Sometimes I have to laugh at myself, because I have ALL the thoughts on marriage. I shouldn’t. I know first hand how quickly a marriage can fail and all that goes with that downward spiral. Even so, I repeat, I have ALL the thoughts on marriage. I didn’t even have a long marriage. From the vows to the divorce becoming official, we only clocked about two and a half years. And to be honest, only a year of that was actually what I would call a “good marriage.” So who am I to have ANY opinions on how a marriage should work? I don’t know. But it hasn’t stopped me from voicing my perspective, and I don’t see that changing anytime soon.
Mostly, what I thought (and still think) about marriage is that it’s a lifetime guarantee. You should be able to look at this human whom you are committing your life to and know for gosh darn certain that you are both in this thing for the long haul. Who do you want standing beside you during your greatest accomplishments? Your spouse. Who do you want to enjoy the every day little adventures of life with? Your spouse. And more importantly, who do you want fighting next to you in the trenches when the world throws a great big crap ball in your face? Your spouse. Lifetime Teammates. That’s the gig, right? The good, the bad, the ugly.
I also believe that’s how God intended marriage to play out. “Til death do you part.” Unfortunately, not everyone is on board with my theory. I know I’m not a good example. I bailed. It’s ok that I bailed and God and I are totally cool, but I still bailed. That’s my truth. I guess the big question is: How can I still believe in a lifetime guarantee when I know how fragile a marriage can be? I can certainly look around at my life and see wonderful examples of a Godly marriage. Couples who have always stood by their lifetime commitment. My parents. All my aunts and uncles. I’m even old enough to have friends who have been married for years and survived some rough ground with their spouses. Yes, it can be done. But it can also fall apart.
In researching for this blog post, I tried to find different products that would offer a person a lifetime guarantee. I feel like that used to be a thing. A huge selling point. Alas, I could’t find many. Most pieces of merchandise now offer you a guarantee with a time limit. 1 year. 2 years. 5 years. Etc. A “limited warranty.” I guess that’s just where we are now as a society. We’ve accepted the fact that our vacuum will eventually bite the dust and our washing machine will kick the bucket. There is now an expiration date on everything we buy. We aren’t supposed to get our hopes up, because this little tag lets us know how long we can expect perfection from a product. After that date, it’s anybody’s guess when said commodity will wither and die. When did the same ideal begin to apply to marriage?

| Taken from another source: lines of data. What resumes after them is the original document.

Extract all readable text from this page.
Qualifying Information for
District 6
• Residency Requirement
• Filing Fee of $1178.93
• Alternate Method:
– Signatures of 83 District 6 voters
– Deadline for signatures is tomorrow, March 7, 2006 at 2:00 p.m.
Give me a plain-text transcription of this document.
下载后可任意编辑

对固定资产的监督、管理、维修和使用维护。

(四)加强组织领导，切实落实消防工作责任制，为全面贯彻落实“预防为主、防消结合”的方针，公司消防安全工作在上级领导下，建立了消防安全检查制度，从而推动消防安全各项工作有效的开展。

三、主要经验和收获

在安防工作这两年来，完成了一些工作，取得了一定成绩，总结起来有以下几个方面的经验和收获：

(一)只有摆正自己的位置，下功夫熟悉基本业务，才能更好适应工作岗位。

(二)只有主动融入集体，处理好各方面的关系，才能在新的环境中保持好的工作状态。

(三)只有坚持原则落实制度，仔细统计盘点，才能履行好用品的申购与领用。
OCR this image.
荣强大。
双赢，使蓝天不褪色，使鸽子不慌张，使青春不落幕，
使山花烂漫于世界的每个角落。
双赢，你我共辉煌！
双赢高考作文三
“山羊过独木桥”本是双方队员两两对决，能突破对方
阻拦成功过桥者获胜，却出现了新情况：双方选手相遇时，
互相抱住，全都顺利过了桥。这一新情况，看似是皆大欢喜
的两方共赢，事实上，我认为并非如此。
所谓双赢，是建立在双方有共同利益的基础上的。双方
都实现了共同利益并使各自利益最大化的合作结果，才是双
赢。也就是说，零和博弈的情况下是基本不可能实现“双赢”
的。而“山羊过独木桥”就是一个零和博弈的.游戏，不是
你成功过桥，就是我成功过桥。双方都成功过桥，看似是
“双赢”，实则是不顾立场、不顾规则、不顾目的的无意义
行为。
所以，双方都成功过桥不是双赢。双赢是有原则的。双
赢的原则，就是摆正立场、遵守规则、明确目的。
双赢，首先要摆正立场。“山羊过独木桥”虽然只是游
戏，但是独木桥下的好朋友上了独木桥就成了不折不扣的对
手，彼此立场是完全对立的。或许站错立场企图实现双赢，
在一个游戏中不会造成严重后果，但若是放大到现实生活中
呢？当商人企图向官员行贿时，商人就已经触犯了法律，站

I’m blessed with a hopeful heart. But I’m also blessed with a calming sense of reality. There is a caution I possess that wasn’t there before. I want to believe that marriage can still be, and should be, a lifetime guarantee. I want to know that there are still people out there who are aware that “happily ever after” doesn’t necessarily exist, but hard work and love and respect are the attributes that will help two people endure. And I desperately want to send the message that when your belief in marriage starts to slip, you can hold on to the ultimate lifetime guarantee. God loves you. God created a beautiful plan for marriage. God will never leave the covenant he made with you. His love. His promises. His plan for you. His sacrifice for you. Your salvation. Always a lifetime guarantee.
Ephesians 1:13-14 “In Him, you also, after listening to the message of truth, the gospel of your salvation-having also believed, you were sealed in Him with the Holy Spirit of promise, who is given as a pledge of our inheritance, with a view to the redemption of God’s own possession, to the praise of His glory.”